7 Ce processus de filiation humanisant se dédouble du fait de l’absence de rapport entre l’adulte et l’enfant. Car il y a un non rapport qui témoigne de la castration de l’Autre. C’est pour cette raison qu’il n’y a pas de rapport sexuel. Celui-ci s’étend à un non rapport entre les générations. Du coup, l’enfance gardera un caractère étrange : celui de l’infantile. Un antagonisme structural persistera pour toujours entre l’infans d’un côté et l’adulte de l’autre. L’infantile est l’un des noms de notre inquiétante étrangeté car l’infans dans l’enfant a été objet de refoulement. Donc chez l’adulte, l’enfance commence à exister en tant que déjà perdue et refoulée. Elle insiste en tant qu’énigme. Freud a signalé qu’éduquer est un métier impossible car un réel irréductible persiste : l’infantile. Mais, les relations adultes-enfants montrent une difficulté à tenir compte de ce reste infantile inquiétant. Aujourd’hui, la figure de l’étrange infantile est niée. Dans ce cas, l’enfant amputé de son inquiétante étrangeté structurale ne sera plus reconnu et le pédagogue sera amené à construire les figures de l’exclusion : enfant sauvage, autiste, débile, psychotique, extraterrestre.
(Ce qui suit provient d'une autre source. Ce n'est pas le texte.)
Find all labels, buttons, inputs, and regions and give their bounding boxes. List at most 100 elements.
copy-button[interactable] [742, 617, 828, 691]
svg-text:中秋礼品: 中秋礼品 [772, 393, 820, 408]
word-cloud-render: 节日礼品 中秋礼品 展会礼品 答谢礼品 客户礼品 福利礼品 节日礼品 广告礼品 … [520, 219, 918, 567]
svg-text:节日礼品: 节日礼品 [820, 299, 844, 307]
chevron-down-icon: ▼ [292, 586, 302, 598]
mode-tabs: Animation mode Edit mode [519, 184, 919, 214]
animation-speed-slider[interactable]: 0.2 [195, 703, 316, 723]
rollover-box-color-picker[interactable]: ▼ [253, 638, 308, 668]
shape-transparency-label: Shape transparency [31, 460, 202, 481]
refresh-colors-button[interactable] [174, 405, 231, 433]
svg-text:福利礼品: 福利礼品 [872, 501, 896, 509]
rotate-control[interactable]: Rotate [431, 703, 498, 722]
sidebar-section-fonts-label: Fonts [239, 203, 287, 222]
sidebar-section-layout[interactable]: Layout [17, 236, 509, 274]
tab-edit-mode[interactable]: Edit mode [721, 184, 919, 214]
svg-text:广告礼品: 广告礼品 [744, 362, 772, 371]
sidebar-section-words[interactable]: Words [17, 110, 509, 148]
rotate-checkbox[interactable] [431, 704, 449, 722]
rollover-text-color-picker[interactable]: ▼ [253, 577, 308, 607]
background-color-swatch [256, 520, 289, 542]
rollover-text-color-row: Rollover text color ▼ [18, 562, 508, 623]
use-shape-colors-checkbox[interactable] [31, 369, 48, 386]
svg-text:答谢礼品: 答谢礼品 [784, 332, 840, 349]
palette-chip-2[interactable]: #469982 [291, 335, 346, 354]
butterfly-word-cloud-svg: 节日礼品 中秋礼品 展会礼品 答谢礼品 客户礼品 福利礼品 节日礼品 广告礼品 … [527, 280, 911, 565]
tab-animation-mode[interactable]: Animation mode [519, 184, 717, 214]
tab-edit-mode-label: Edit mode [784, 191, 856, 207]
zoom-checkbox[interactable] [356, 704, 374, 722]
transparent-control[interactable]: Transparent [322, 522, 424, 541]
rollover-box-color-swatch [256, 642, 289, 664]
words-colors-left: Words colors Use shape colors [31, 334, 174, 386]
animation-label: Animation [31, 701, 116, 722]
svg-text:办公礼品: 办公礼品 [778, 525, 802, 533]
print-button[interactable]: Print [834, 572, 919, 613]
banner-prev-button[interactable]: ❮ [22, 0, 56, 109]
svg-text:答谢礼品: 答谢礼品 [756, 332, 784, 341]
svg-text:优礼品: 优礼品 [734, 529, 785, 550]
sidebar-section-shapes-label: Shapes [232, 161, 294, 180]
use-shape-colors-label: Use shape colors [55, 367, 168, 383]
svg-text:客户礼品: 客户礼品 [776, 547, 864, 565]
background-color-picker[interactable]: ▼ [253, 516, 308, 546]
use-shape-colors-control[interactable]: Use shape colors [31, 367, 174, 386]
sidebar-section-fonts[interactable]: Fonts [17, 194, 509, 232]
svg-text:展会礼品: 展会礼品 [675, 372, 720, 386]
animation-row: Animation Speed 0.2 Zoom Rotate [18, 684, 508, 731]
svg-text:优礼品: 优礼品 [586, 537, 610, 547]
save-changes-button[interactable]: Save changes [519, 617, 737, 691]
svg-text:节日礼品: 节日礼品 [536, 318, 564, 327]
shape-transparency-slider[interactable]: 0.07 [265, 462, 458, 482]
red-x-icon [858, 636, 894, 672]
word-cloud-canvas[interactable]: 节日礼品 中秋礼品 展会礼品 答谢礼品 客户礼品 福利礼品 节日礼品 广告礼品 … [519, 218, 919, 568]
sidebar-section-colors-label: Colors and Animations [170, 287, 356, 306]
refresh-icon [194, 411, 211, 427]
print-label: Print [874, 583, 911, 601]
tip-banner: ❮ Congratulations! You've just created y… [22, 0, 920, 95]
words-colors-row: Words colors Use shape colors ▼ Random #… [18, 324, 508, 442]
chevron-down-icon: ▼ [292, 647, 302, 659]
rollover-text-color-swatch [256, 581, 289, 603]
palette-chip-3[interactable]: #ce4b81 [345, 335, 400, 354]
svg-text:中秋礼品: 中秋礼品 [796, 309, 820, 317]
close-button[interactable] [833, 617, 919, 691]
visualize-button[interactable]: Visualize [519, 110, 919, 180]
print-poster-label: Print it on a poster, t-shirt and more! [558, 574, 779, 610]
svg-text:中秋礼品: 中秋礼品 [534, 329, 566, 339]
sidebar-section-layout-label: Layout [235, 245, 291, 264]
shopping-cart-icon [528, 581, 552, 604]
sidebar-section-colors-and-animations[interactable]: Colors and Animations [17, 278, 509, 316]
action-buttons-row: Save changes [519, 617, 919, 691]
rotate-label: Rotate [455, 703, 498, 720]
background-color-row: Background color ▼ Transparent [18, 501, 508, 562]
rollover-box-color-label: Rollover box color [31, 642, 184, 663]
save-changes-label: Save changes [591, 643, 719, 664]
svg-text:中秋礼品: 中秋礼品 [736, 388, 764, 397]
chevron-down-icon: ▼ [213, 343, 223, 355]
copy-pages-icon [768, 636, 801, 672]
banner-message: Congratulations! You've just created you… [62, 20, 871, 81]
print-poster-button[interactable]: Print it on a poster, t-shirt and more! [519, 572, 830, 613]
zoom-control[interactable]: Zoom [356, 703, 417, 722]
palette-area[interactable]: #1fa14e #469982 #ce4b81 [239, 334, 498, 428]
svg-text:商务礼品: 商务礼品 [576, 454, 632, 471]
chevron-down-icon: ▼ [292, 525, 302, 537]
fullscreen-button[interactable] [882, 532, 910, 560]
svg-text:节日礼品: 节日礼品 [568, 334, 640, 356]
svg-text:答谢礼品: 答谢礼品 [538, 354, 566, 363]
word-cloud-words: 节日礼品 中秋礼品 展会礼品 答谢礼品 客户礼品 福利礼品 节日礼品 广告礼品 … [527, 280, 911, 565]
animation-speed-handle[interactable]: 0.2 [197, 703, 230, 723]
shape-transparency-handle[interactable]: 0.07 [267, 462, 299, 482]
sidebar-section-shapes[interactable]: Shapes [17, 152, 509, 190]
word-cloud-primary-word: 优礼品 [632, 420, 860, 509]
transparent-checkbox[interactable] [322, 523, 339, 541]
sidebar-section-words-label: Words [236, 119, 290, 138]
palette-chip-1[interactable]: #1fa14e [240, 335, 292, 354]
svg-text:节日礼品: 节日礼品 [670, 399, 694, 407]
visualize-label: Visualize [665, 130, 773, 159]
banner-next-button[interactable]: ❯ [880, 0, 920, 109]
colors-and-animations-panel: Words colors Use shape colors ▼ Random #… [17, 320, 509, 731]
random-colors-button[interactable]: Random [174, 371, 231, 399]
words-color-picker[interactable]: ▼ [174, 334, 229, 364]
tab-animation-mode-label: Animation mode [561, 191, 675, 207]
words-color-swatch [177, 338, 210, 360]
8 Au contraire, si l’adulte est celui qui parle en son nom propre, au nom du désir qui l’habite et qui le fait manquant, alors l’enfant pourra lui aussi prendre la parole en son nom. C’est un réquisit préalable pour que de la jouissance se perde parce que le lieu qu’occupait l’enfant idéal dans le fantasme de l’adulte ne coïncide pas tout à fait avec l’enfant réel. Ce qui se perd c’est l’objet petit « a » qui chute entre le sujet et l’Autre pour que l’enfant ne répète pas la leçon comme un automate. Dans ce mouvement, quand le « a » est expulsé, l’enfant cesse d’incarner le phallus imaginaire de l’Autre. Pour que l’inconscient fonctionne, l’adulte doit reconnaître sa castration et accepter la perte de jouissance. Alors seulement à cette condition, l’éducation pourra être une éducation possible pour que l’enfant ne cède pas sur son désir.